A few weeks back I completed 12 days of the Wild Rose Herbal Detox. It's a 12 day "cleanse" with no flour, sugar, dairy or fermented things. I did AWESOME. I think I cheated with sushi because it has rice wine vinegar in the rice but that didn't occur to me at the time. Here's what I noticed. I felt less reactive through the day. I was able to wake easily and sleep easily. My morning fogginess and likewise my mid afternoon sleepies just didn't happen. I also lost about 4 pounds which at first seemed a bit low but technically they say its safe to lose 1% of your body weight per week so for me that would be about 2.5 lbs. Not so bad. Favourite foods were ginger pear oatmeal, almond milk, almond butter on rice cakes, hummus on multigran brown rice crackers, garlic butter fine herb salmon and brown rice/kale pilaf.
Fitnesswise I've hit a good stride, bootcamp and dance supplemented by quality time with my rowing machine and local walks in parks near my house when it's nice. I'm feeling pretty motivated overall. At bootcamp the other day I remembered that I used to play Rugby in university. I was such a loner, and never really felt connected with friends at school so it shocked me to recall this. The thought that went through my mind was "OMG, you played team sports! What the heck possessed you to do that?" I remember practices in the rain, snow, mud, and it was Rugby and I was a forward so I was on the ground all the time. I wonder what changed between here and there, and what was alive in me then that I'm slowly reaching for now.

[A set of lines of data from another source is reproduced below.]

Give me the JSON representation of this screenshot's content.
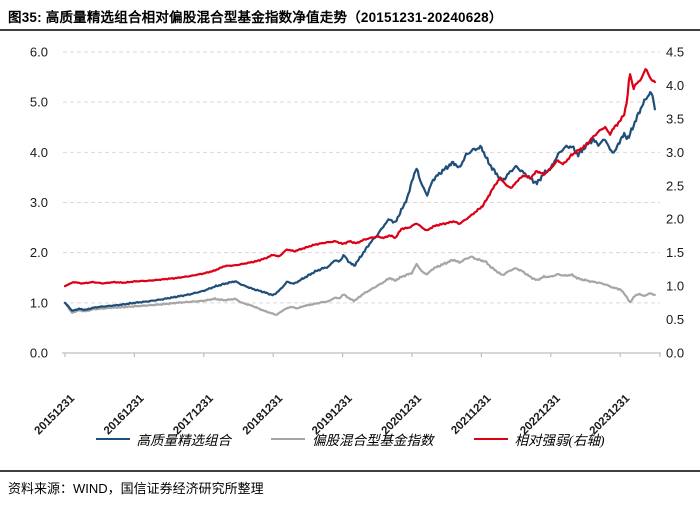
{
  "title": "图35: 高质量精选组合相对偏股混合型基金指数净值走势（20151231-20240628）",
  "source": "资料来源：WIND，国信证券经济研究所整理",
  "colors": {
    "portfolio": "#1F4E79",
    "index": "#A6A6A6",
    "relative": "#DC0017",
    "gridline": "#D9D9D9",
    "axis": "#BFBFBF",
    "rule": "#3f3f3f"
  },
  "legend": {
    "items": [
      {
        "key": "portfolio",
        "label": "高质量精选组合",
        "color": "#1F4E79"
      },
      {
        "key": "index",
        "label": "偏股混合型基金指数",
        "color": "#A6A6A6"
      },
      {
        "key": "relative",
        "label": "相对强弱(右轴)",
        "color": "#DC0017"
      }
    ]
  },
  "chart_data": {
    "type": "line",
    "title": "高质量精选组合相对偏股混合型基金指数净值走势",
    "period": "20151231-20240628",
    "x_tick_labels": [
      "20151231",
      "20161231",
      "20171231",
      "20181231",
      "20191231",
      "20201231",
      "20211231",
      "20221231",
      "20231231"
    ],
    "x_range_years": [
      0,
      8.5
    ],
    "grid": "horizontal-dashed",
    "legend_position": "bottom",
    "left_axis": {
      "min": 0,
      "max": 6,
      "step": 1.0,
      "tick_labels": [
        "0.0",
        "1.0",
        "2.0",
        "3.0",
        "4.0",
        "5.0",
        "6.0"
      ]
    },
    "right_axis": {
      "min": 0,
      "max": 4.5,
      "step": 0.5,
      "tick_labels": [
        "0.0",
        "0.5",
        "1.0",
        "1.5",
        "2.0",
        "2.5",
        "3.0",
        "3.5",
        "4.0",
        "4.5"
      ]
    },
    "series": [
      {
        "name": "高质量精选组合",
        "key": "portfolio",
        "axis": "left",
        "color": "#1F4E79",
        "points": [
          [
            0,
            1.0
          ],
          [
            0.05,
            0.93
          ],
          [
            0.1,
            0.84
          ],
          [
            0.2,
            0.88
          ],
          [
            0.3,
            0.86
          ],
          [
            0.4,
            0.9
          ],
          [
            0.5,
            0.92
          ],
          [
            0.65,
            0.94
          ],
          [
            0.8,
            0.96
          ],
          [
            1.0,
            1.0
          ],
          [
            1.2,
            1.03
          ],
          [
            1.4,
            1.07
          ],
          [
            1.6,
            1.12
          ],
          [
            1.8,
            1.17
          ],
          [
            2.0,
            1.24
          ],
          [
            2.15,
            1.32
          ],
          [
            2.3,
            1.38
          ],
          [
            2.45,
            1.43
          ],
          [
            2.55,
            1.36
          ],
          [
            2.7,
            1.28
          ],
          [
            2.85,
            1.22
          ],
          [
            3.0,
            1.15
          ],
          [
            3.1,
            1.26
          ],
          [
            3.2,
            1.42
          ],
          [
            3.3,
            1.38
          ],
          [
            3.45,
            1.5
          ],
          [
            3.6,
            1.62
          ],
          [
            3.7,
            1.68
          ],
          [
            3.8,
            1.72
          ],
          [
            3.88,
            1.85
          ],
          [
            3.95,
            1.82
          ],
          [
            4.02,
            1.95
          ],
          [
            4.1,
            1.8
          ],
          [
            4.17,
            1.74
          ],
          [
            4.3,
            2.0
          ],
          [
            4.4,
            2.2
          ],
          [
            4.5,
            2.35
          ],
          [
            4.6,
            2.55
          ],
          [
            4.68,
            2.68
          ],
          [
            4.75,
            2.58
          ],
          [
            4.85,
            2.85
          ],
          [
            4.95,
            3.15
          ],
          [
            5.0,
            3.45
          ],
          [
            5.07,
            3.68
          ],
          [
            5.14,
            3.35
          ],
          [
            5.22,
            3.15
          ],
          [
            5.3,
            3.45
          ],
          [
            5.4,
            3.58
          ],
          [
            5.5,
            3.7
          ],
          [
            5.6,
            3.8
          ],
          [
            5.68,
            3.68
          ],
          [
            5.78,
            3.95
          ],
          [
            5.88,
            4.05
          ],
          [
            6.0,
            4.1
          ],
          [
            6.1,
            3.8
          ],
          [
            6.2,
            3.6
          ],
          [
            6.3,
            3.42
          ],
          [
            6.42,
            3.62
          ],
          [
            6.5,
            3.72
          ],
          [
            6.6,
            3.6
          ],
          [
            6.7,
            3.48
          ],
          [
            6.8,
            3.38
          ],
          [
            6.9,
            3.58
          ],
          [
            7.0,
            3.68
          ],
          [
            7.1,
            3.95
          ],
          [
            7.2,
            4.1
          ],
          [
            7.3,
            4.12
          ],
          [
            7.4,
            3.95
          ],
          [
            7.5,
            4.12
          ],
          [
            7.6,
            4.25
          ],
          [
            7.7,
            4.15
          ],
          [
            7.78,
            4.28
          ],
          [
            7.85,
            4.05
          ],
          [
            7.92,
            4.0
          ],
          [
            8.0,
            4.25
          ],
          [
            8.06,
            4.35
          ],
          [
            8.12,
            4.28
          ],
          [
            8.18,
            4.5
          ],
          [
            8.25,
            4.72
          ],
          [
            8.32,
            4.95
          ],
          [
            8.38,
            5.08
          ],
          [
            8.43,
            5.2
          ],
          [
            8.47,
            5.1
          ],
          [
            8.5,
            4.88
          ]
        ]
      },
      {
        "name": "偏股混合型基金指数",
        "key": "index",
        "axis": "left",
        "color": "#A6A6A6",
        "points": [
          [
            0,
            1.0
          ],
          [
            0.05,
            0.9
          ],
          [
            0.1,
            0.8
          ],
          [
            0.2,
            0.85
          ],
          [
            0.3,
            0.83
          ],
          [
            0.4,
            0.87
          ],
          [
            0.5,
            0.88
          ],
          [
            0.65,
            0.9
          ],
          [
            0.8,
            0.91
          ],
          [
            1.0,
            0.93
          ],
          [
            1.2,
            0.95
          ],
          [
            1.4,
            0.97
          ],
          [
            1.6,
            1.0
          ],
          [
            1.8,
            1.02
          ],
          [
            2.0,
            1.04
          ],
          [
            2.15,
            1.08
          ],
          [
            2.3,
            1.05
          ],
          [
            2.45,
            1.08
          ],
          [
            2.55,
            1.0
          ],
          [
            2.7,
            0.94
          ],
          [
            2.85,
            0.85
          ],
          [
            3.0,
            0.78
          ],
          [
            3.05,
            0.76
          ],
          [
            3.15,
            0.86
          ],
          [
            3.25,
            0.92
          ],
          [
            3.35,
            0.89
          ],
          [
            3.45,
            0.94
          ],
          [
            3.6,
            0.98
          ],
          [
            3.7,
            1.01
          ],
          [
            3.8,
            1.03
          ],
          [
            3.88,
            1.1
          ],
          [
            3.95,
            1.09
          ],
          [
            4.02,
            1.17
          ],
          [
            4.1,
            1.08
          ],
          [
            4.17,
            1.04
          ],
          [
            4.3,
            1.18
          ],
          [
            4.4,
            1.26
          ],
          [
            4.5,
            1.34
          ],
          [
            4.6,
            1.42
          ],
          [
            4.68,
            1.5
          ],
          [
            4.75,
            1.44
          ],
          [
            4.85,
            1.52
          ],
          [
            4.95,
            1.57
          ],
          [
            5.0,
            1.6
          ],
          [
            5.07,
            1.78
          ],
          [
            5.14,
            1.62
          ],
          [
            5.22,
            1.57
          ],
          [
            5.3,
            1.68
          ],
          [
            5.4,
            1.74
          ],
          [
            5.5,
            1.8
          ],
          [
            5.6,
            1.86
          ],
          [
            5.68,
            1.8
          ],
          [
            5.78,
            1.88
          ],
          [
            5.85,
            1.92
          ],
          [
            5.95,
            1.86
          ],
          [
            6.05,
            1.83
          ],
          [
            6.15,
            1.7
          ],
          [
            6.3,
            1.55
          ],
          [
            6.42,
            1.65
          ],
          [
            6.5,
            1.69
          ],
          [
            6.6,
            1.62
          ],
          [
            6.7,
            1.52
          ],
          [
            6.8,
            1.45
          ],
          [
            6.9,
            1.52
          ],
          [
            7.0,
            1.52
          ],
          [
            7.1,
            1.57
          ],
          [
            7.2,
            1.54
          ],
          [
            7.3,
            1.56
          ],
          [
            7.4,
            1.48
          ],
          [
            7.5,
            1.45
          ],
          [
            7.6,
            1.42
          ],
          [
            7.7,
            1.4
          ],
          [
            7.8,
            1.36
          ],
          [
            7.9,
            1.3
          ],
          [
            8.0,
            1.27
          ],
          [
            8.08,
            1.15
          ],
          [
            8.14,
            1.0
          ],
          [
            8.2,
            1.13
          ],
          [
            8.28,
            1.18
          ],
          [
            8.34,
            1.13
          ],
          [
            8.42,
            1.19
          ],
          [
            8.5,
            1.16
          ]
        ]
      },
      {
        "name": "相对强弱(右轴)",
        "key": "relative",
        "axis": "right",
        "color": "#DC0017",
        "points": [
          [
            0,
            1.0
          ],
          [
            0.06,
            1.03
          ],
          [
            0.12,
            1.06
          ],
          [
            0.25,
            1.04
          ],
          [
            0.4,
            1.06
          ],
          [
            0.55,
            1.04
          ],
          [
            0.7,
            1.06
          ],
          [
            0.85,
            1.05
          ],
          [
            1.0,
            1.07
          ],
          [
            1.2,
            1.08
          ],
          [
            1.4,
            1.1
          ],
          [
            1.6,
            1.12
          ],
          [
            1.8,
            1.15
          ],
          [
            2.0,
            1.19
          ],
          [
            2.15,
            1.23
          ],
          [
            2.3,
            1.3
          ],
          [
            2.45,
            1.31
          ],
          [
            2.6,
            1.34
          ],
          [
            2.75,
            1.37
          ],
          [
            2.9,
            1.42
          ],
          [
            3.0,
            1.47
          ],
          [
            3.08,
            1.44
          ],
          [
            3.2,
            1.55
          ],
          [
            3.3,
            1.52
          ],
          [
            3.45,
            1.57
          ],
          [
            3.6,
            1.62
          ],
          [
            3.75,
            1.65
          ],
          [
            3.9,
            1.67
          ],
          [
            4.0,
            1.63
          ],
          [
            4.1,
            1.67
          ],
          [
            4.2,
            1.64
          ],
          [
            4.3,
            1.69
          ],
          [
            4.4,
            1.72
          ],
          [
            4.5,
            1.74
          ],
          [
            4.6,
            1.72
          ],
          [
            4.68,
            1.76
          ],
          [
            4.76,
            1.72
          ],
          [
            4.85,
            1.86
          ],
          [
            4.95,
            1.87
          ],
          [
            5.0,
            1.9
          ],
          [
            5.07,
            1.94
          ],
          [
            5.15,
            1.87
          ],
          [
            5.22,
            1.83
          ],
          [
            5.3,
            1.89
          ],
          [
            5.4,
            1.92
          ],
          [
            5.5,
            1.94
          ],
          [
            5.6,
            1.97
          ],
          [
            5.68,
            1.93
          ],
          [
            5.78,
            2.0
          ],
          [
            5.88,
            2.08
          ],
          [
            5.95,
            2.14
          ],
          [
            6.02,
            2.2
          ],
          [
            6.1,
            2.34
          ],
          [
            6.2,
            2.52
          ],
          [
            6.28,
            2.62
          ],
          [
            6.36,
            2.5
          ],
          [
            6.44,
            2.47
          ],
          [
            6.52,
            2.58
          ],
          [
            6.62,
            2.66
          ],
          [
            6.7,
            2.61
          ],
          [
            6.8,
            2.72
          ],
          [
            6.9,
            2.67
          ],
          [
            7.0,
            2.76
          ],
          [
            7.1,
            2.88
          ],
          [
            7.18,
            2.82
          ],
          [
            7.3,
            2.96
          ],
          [
            7.4,
            3.03
          ],
          [
            7.5,
            3.1
          ],
          [
            7.6,
            3.22
          ],
          [
            7.7,
            3.32
          ],
          [
            7.78,
            3.38
          ],
          [
            7.85,
            3.27
          ],
          [
            7.92,
            3.38
          ],
          [
            8.0,
            3.47
          ],
          [
            8.06,
            3.58
          ],
          [
            8.1,
            3.78
          ],
          [
            8.14,
            4.2
          ],
          [
            8.19,
            3.95
          ],
          [
            8.25,
            4.05
          ],
          [
            8.31,
            4.1
          ],
          [
            8.37,
            4.27
          ],
          [
            8.43,
            4.1
          ],
          [
            8.5,
            4.06
          ]
        ]
      }
    ]
  }
}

Personally, I felt a few months ago that I was ready to leave C if we couldn't work things out. Being with him really felt like a life or death battle to maintain my sense of self. Well, we decided to go back to counselling and our counsellor, while quirky, has helped us get to a place that we haven't been before:his desire for safety, my desire to be seen. Although our issues are far from resolved, the time we've put towards counselling sessions have allowed us to enjoying a bit more peace at home which has been important. I'm hopeful for whatever is to come.
Work has been excellent, I'm grateful for the friendships I'm building there. I really feel like I'm living in one of the best times of my life.